Stok tersebut berkurang 75 ribu ton lantaran Bulog melakukan operasi pasar seiring harga beras mulai menunjukkan kenaikan, yaitu Rp 11.300 per kilogram (kg) untuk beras medium. Harga sudah melambung tinggi dibandingkan patokan Harga Eceran Tertinggi (HET) yang hanya Rp 9.450 per kg.

(Baca : Kisruh Impor Beras, Menteri Enggar Beda Sikap dengan Bulog)

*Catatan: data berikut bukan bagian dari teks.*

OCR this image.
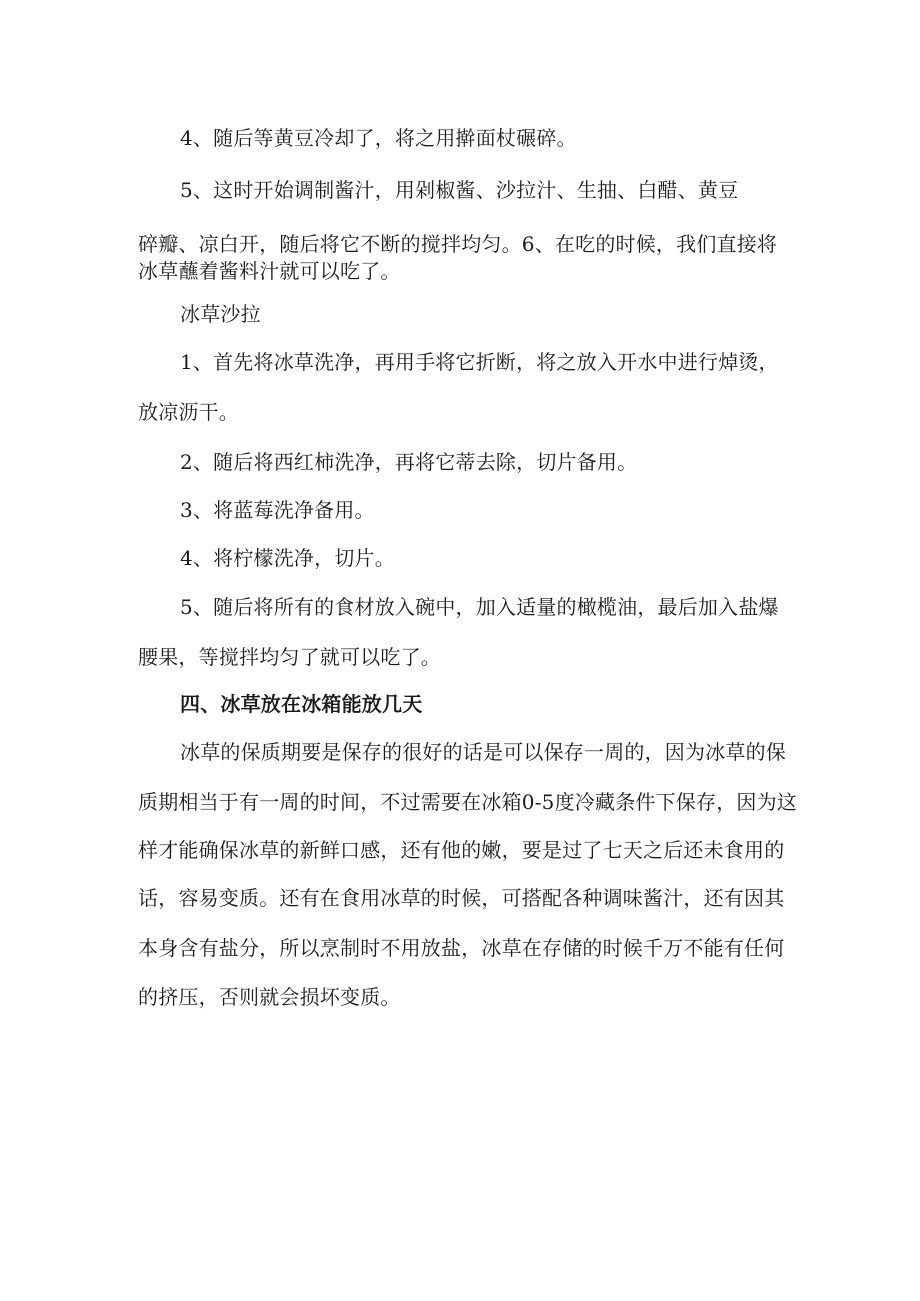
4、随后等黄豆冷却了，将之用擀面杖碾碎。
5、这时开始调制酱汁，用剁椒酱、沙拉汁、生抽、白醋、黄豆
碎瓣、凉白开，随后将它不断的搅拌均匀。6、在吃的时候，我们直接将
冰草蘸着酱料汁就可以吃了。
冰草沙拉
1、首先将冰草洗净，再用手将它折断，将之放入开水中进行焯烫，
放凉沥干。
2、随后将西红柿洗净，再将它蒂去除，切片备用。
3、将蓝莓洗净备用。
4、将柠檬洗净，切片。
5、随后将所有的食材放入碗中，加入适量的橄榄油，最后加入盐爆
腰果，等搅拌均匀了就可以吃了。
四、冰草放在冰箱能放几天
冰草的保质期要是保存的很好的话是可以保存一周的，因为冰草的保
质期相当于有一周的时间，不过需要在冰箱0-5度冷藏条件下保存，因为这
样才能确保冰草的新鲜口感，还有他的嫩，要是过了七天之后还未食用的
话，容易变质。还有在食用冰草的时候，可搭配各种调味酱汁，还有因其
本身含有盐分，所以烹制时不用放盐，冰草在存储的时候千万不能有任何
的挤压，否则就会损坏变质。
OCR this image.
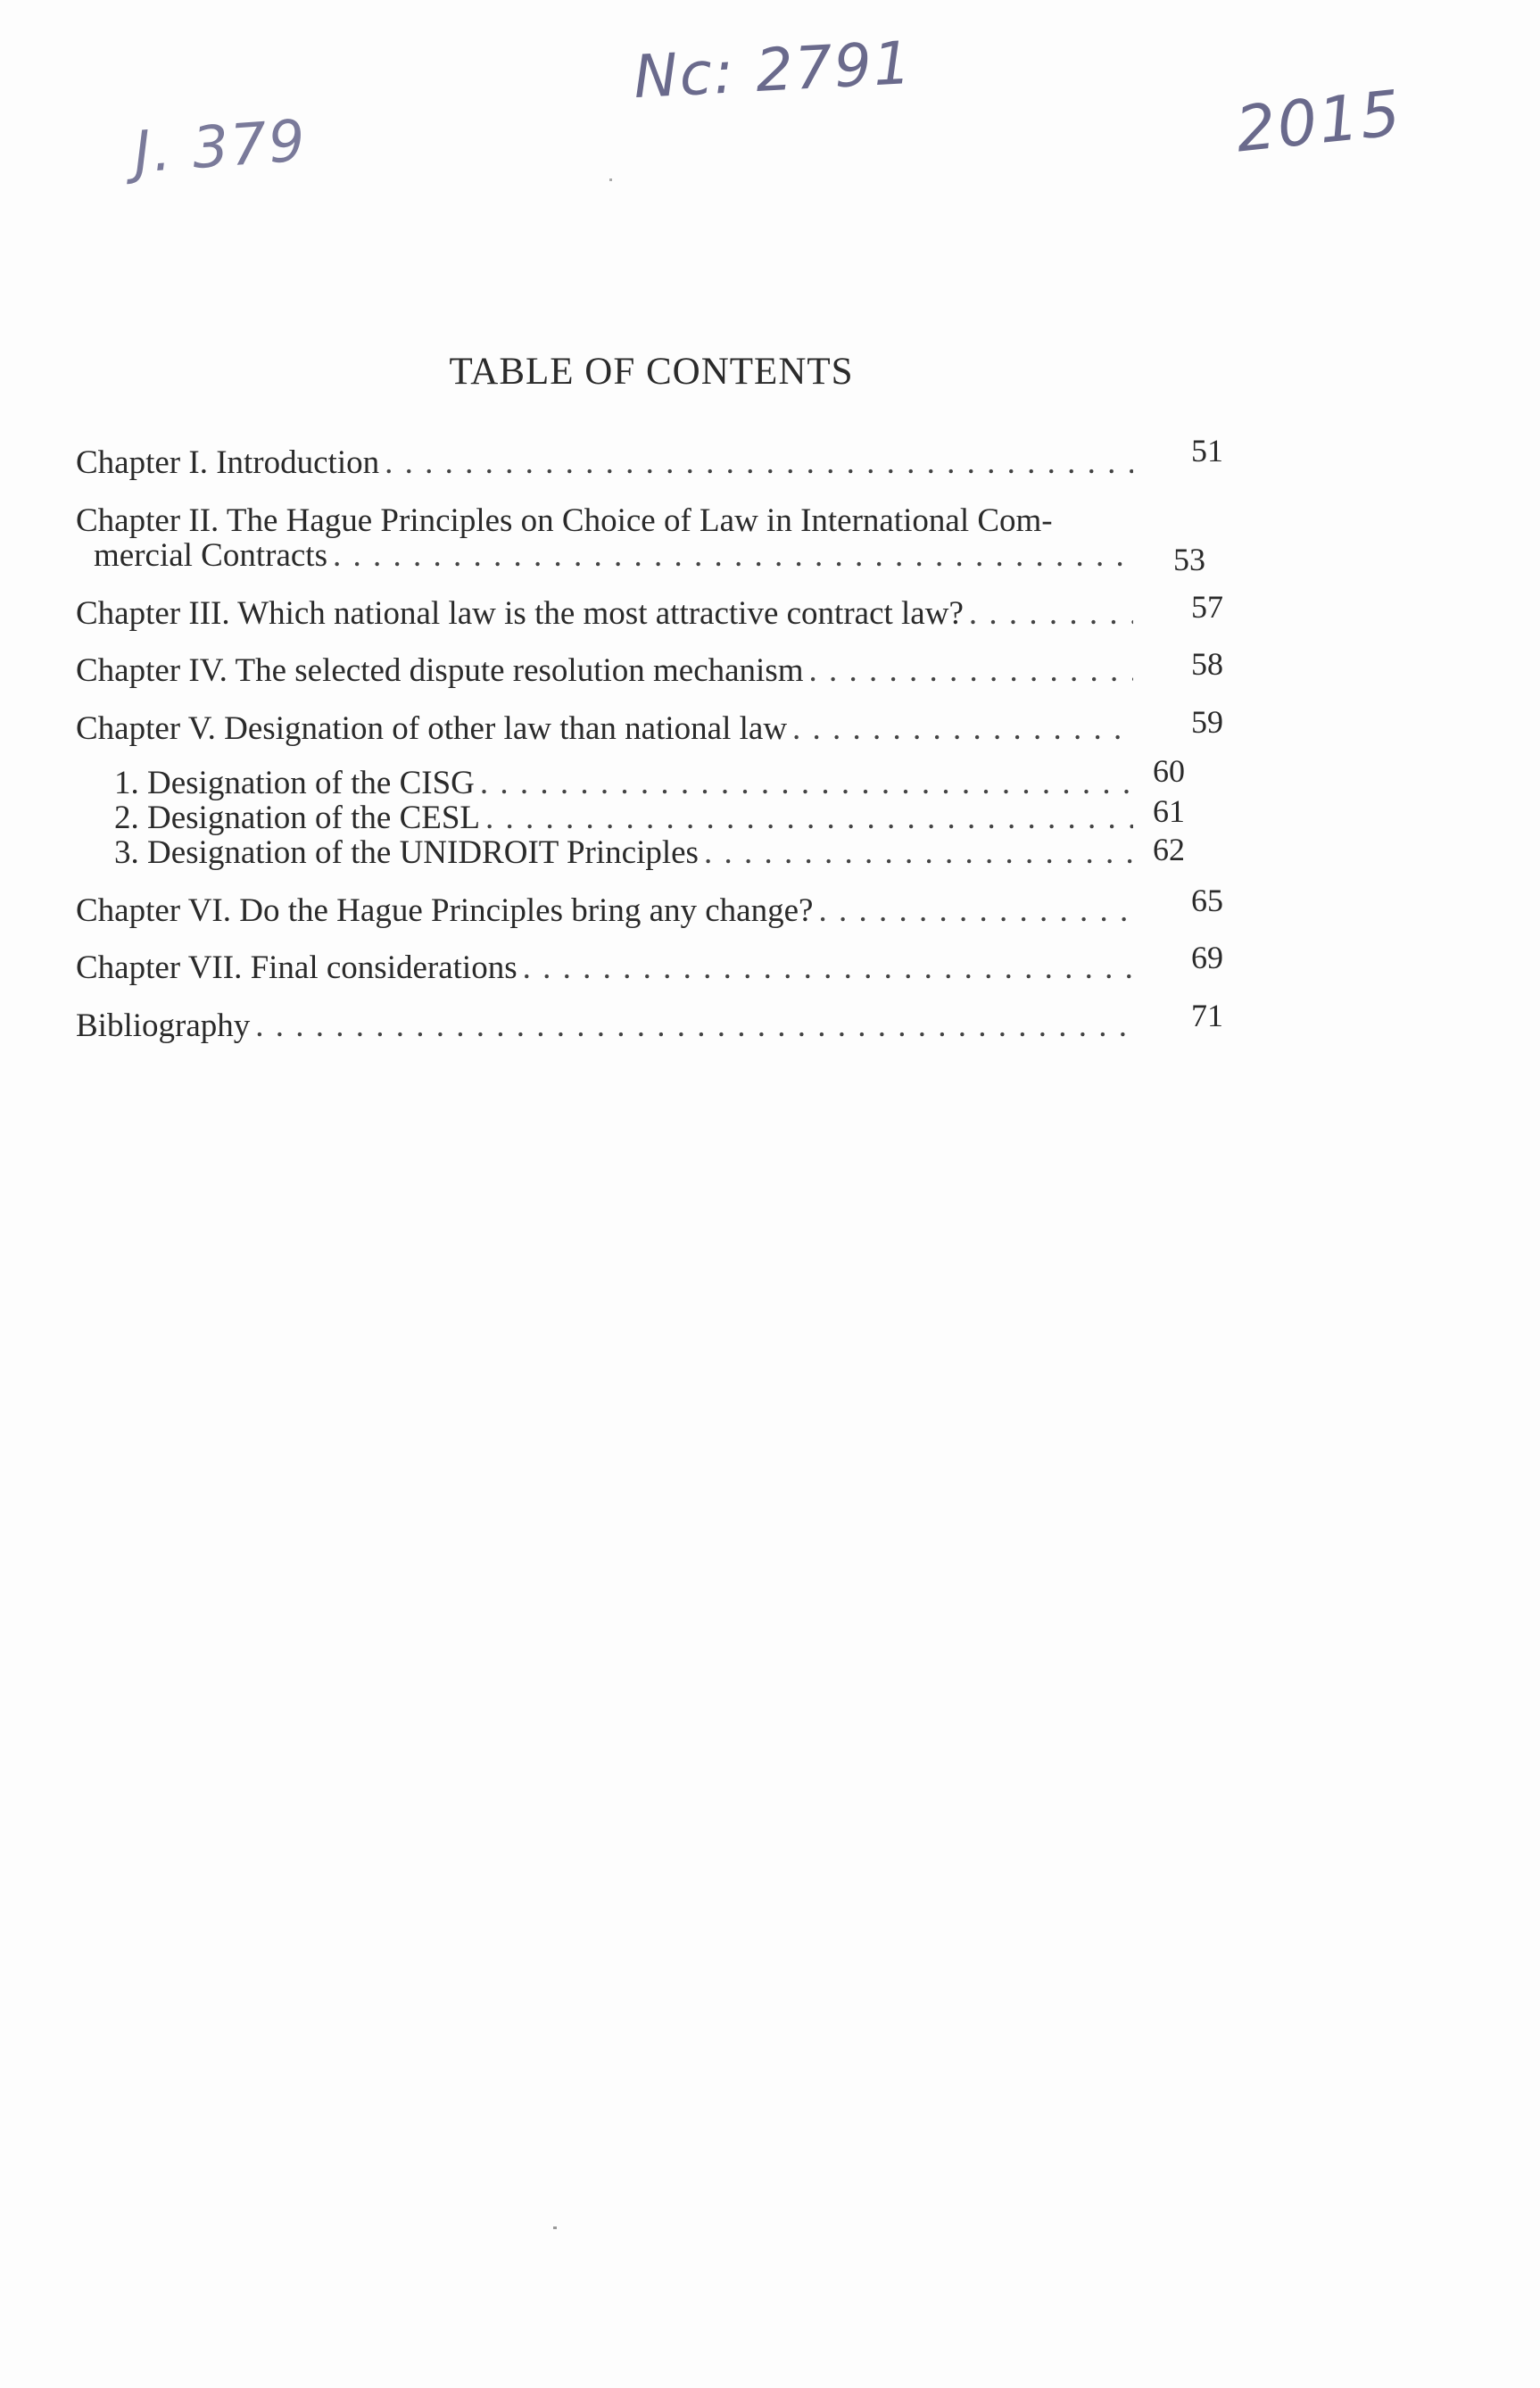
Nc: 2791
J. 379	2015
TABLE OF CONTENTS
Chapter I. Introduction . . .	51
Chapter II. The Hague Principles on Choice of Law in International Com-
mercial Contracts . . .	53
Chapter III. Which national law is the most attractive contract law? . . .	57
Chapter IV. The selected dispute resolution mechanism . . .	58
Chapter V. Designation of other law than national law . . .	59
1. Designation of the CISG . . .	60
2. Designation of the CESL . . .	61
3. Designation of the UNIDROIT Principles . . .	62
Chapter VI. Do the Hague Principles bring any change? . . .	65
Chapter VII. Final considerations . . .	69
Bibliography . . .	71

Dengan stok yang ada di gudang Bulog sebanyak 903 ribu ton dinilai tidak mencukupi kebutuhan. Penyebabnya, konsumsi masyarakat per bulan diperkirakan sebanyak 2,3-2,4 juta ton. Itu berarti, stok beras pada Januari tidak memenuhi konsumsi selama 10 hari.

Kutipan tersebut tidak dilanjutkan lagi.